A schematic of the ‘look ahead’ of CA1 cell assembles when there is an increase sequence compression of active cell assemblies at faster running velocities (A) and when the number of assemblies is constant (B). The Y dimension is spatial location and the X dimension is time in theta cycles. The vertical back lines delineate different theta cycles and the dots on the left represent different CA1 cell assemblies sorted by the location of their place fields. For example, the black cell assembly is active before the orange cell assembly, which is active before the yellow and so on. The current position of the rat is indicated by the thick black line. Notice that at faster velocities, this line has a steeper slope. Finally, the vertical red lines represent the size of place fields (and “jump-back”, Tsodyks et al., 1996). In A, at slower velocities only three cell assemblies (orange, yellow, green) are active within a theta cycle.
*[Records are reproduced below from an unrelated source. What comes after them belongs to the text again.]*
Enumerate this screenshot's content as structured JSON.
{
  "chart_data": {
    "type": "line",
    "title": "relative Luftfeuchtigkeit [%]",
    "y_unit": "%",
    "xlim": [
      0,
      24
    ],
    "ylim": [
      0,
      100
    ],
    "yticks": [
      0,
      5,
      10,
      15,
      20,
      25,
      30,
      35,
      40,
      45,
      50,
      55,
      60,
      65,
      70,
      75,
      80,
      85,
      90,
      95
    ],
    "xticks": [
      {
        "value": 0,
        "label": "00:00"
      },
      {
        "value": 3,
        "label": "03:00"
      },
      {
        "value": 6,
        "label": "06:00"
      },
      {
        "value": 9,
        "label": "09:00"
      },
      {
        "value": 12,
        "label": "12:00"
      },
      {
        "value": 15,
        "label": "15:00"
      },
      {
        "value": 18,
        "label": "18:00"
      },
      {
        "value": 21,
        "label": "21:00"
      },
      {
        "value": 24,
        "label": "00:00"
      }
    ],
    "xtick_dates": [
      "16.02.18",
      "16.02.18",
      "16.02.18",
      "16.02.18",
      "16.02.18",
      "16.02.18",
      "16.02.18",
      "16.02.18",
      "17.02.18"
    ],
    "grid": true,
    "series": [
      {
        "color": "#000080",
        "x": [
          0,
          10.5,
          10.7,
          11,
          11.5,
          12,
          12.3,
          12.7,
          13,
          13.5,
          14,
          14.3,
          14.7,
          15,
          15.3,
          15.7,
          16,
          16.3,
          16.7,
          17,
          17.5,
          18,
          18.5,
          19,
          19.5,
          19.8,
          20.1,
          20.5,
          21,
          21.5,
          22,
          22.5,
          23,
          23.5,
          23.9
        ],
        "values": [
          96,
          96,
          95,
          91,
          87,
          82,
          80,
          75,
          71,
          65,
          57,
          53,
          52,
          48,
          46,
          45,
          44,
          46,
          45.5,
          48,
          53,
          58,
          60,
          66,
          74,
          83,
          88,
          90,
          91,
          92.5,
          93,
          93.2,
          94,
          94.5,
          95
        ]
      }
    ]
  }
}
At faster velocities, for place field size to be maintained, six cell assemblies (green, dark green, blue, dark blue, purple, cyan) need to be active within a theta cycle for the distance between the rat’s current location and the position of the hippocampal network to remain constant with increases in running speed. This results in an increase in sequence compression (i.e., the temporal offset between cell assemblies decreases as running speed increases). In B, when there is no increase in sequence compression, three cell assemblies are active within a theta cycle regardless of the rat’s velocity. In this case, the jump-back is smaller at higher running velocities. Therefore, the result of no increase in change in the composition of the phase sequence is a decrease in place field size at higher velocities, which is not observed empirically (see Supplemental Figure 1).